Baking

Plus Pecans

nine oatmeal cookies on a blue-green plate

Today was a snowy baking day although I wasn’t ready to make Candy Cane Cookies or Cappuccino Flats. Yes, I know Christmas is just two weeks and a few days away and holiday baking should be in full swing but I am still in Advent mode.

From the autumn section of Beth Dooley’s The Northern Heartland Kitchen and using craisins harvested just a mile from Mom’s Lac Courte Oreilles house, I tried Beth’s Oatmeal Chocolate Chip and Dried Cranberry Cookies, with two small modifications:

  1. Mine include coarsely chopped pecans – a nod to my southern heritage. Each year, Aunt Mini Lou would send a bushel basket sized box of just fallen pecans, raked from her Alabama lawn and mailed to our Wisconsin house. (Although one year she sent Vidalia onions much to the amusement of our postal delivery person.)
  2. The recipe calls for the stiff dough to be dropped by tablespoon but I opted to use my teaspoon scoop as Richard and I prefer petite rather than ginormous desserts.

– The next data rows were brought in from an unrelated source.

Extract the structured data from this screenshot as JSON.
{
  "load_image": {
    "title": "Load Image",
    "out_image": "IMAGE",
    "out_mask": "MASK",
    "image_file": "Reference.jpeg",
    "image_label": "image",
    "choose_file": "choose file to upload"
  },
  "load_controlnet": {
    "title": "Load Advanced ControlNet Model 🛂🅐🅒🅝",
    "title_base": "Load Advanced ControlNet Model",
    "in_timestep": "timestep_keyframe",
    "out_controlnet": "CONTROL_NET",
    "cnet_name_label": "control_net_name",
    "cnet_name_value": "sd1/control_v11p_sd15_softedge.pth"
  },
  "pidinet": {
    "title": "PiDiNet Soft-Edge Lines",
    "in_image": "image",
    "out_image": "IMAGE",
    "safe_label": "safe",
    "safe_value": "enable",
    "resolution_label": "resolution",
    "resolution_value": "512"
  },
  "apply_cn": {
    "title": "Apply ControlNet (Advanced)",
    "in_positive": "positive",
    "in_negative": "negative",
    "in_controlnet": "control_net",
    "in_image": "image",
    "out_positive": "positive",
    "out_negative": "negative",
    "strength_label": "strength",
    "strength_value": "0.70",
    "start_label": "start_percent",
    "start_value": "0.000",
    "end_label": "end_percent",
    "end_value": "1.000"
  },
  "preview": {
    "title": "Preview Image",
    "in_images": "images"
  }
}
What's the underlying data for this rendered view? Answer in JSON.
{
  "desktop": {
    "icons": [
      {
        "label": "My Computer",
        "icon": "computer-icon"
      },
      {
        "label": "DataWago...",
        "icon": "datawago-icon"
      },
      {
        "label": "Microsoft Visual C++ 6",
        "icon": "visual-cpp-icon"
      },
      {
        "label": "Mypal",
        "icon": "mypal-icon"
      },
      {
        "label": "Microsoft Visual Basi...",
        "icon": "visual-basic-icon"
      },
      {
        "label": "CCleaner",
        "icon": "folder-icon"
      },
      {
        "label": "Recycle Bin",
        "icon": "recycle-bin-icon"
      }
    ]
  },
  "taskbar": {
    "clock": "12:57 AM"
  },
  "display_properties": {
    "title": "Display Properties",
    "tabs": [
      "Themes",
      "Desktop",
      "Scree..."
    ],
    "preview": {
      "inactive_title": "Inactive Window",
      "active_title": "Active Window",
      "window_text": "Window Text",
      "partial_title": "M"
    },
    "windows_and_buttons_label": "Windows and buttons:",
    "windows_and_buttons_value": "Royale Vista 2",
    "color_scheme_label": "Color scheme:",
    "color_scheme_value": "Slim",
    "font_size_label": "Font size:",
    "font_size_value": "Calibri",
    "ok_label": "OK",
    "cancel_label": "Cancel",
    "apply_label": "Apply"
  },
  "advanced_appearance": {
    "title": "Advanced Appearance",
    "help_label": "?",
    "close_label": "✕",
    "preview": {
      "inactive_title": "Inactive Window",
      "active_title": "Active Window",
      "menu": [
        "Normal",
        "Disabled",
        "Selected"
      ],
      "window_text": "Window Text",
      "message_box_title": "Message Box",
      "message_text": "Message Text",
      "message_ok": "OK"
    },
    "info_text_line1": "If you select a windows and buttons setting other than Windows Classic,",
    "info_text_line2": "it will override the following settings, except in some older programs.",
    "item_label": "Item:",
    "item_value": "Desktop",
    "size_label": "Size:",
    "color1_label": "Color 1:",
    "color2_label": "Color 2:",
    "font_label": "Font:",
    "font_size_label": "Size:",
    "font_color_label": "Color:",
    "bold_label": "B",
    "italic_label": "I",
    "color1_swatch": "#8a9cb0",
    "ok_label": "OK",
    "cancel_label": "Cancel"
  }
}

They might not be the most photogenic, but the crunch of oatmeal and pecans, combined with the sweetness of chocolate and the cranberry tartness make a delicious treat.

Bon appétit!

Baking

Cranberry Baking

seven oatmeal cookies on a blue speckled plate
Oatmeal Craisin Cookies with Pecans

My afternoon bake was oatmeal cookies with sweetened craisins just purchased last week direct from the source at W.D. Zawistowski Cranberries.  This cranberry marsh is located on the corner of County E and Victory Heights Circle in Sawyer County Wisconsin.  Set back from the road, on the edge of the marsh, the small white concrete block building serves as a berry receiving and sorting center at harvest time, as well as a rudimentary farmer-to-customer sales counter. And, it is just a mile from Mom’s Lac Courte Oreilles cabin.

Cranberries grow on short evergreen shrubs and thrive in acidic marshy soil in the northern climes of our hemisphere – with Wisconsin leading harvest numbers (Go Badgers!).  At harvest time, the bogs are intentionally flooded so the lighter-than-water bright red fruit will float to the top and can be scooped or raked for collection.  This unique harvesting method, often seen in TV ads promoting cranberry juice, leads to the common misconception that cranberries grow in water.

If your only experience with cranberries is mass market sauce plopped from a can at Thanksgiving you are missing a culinary treat.  This versatile fruit provides a tasty addition to any course from appetizer to dessert.  And, while I have never planned a menu featuring cranberries in every dish, it could easily be accomplished.  I was lucky to make my craisin purchase as this year’s fresh cranberries were sold out after last week’s Stone Lake Cranberry Fest.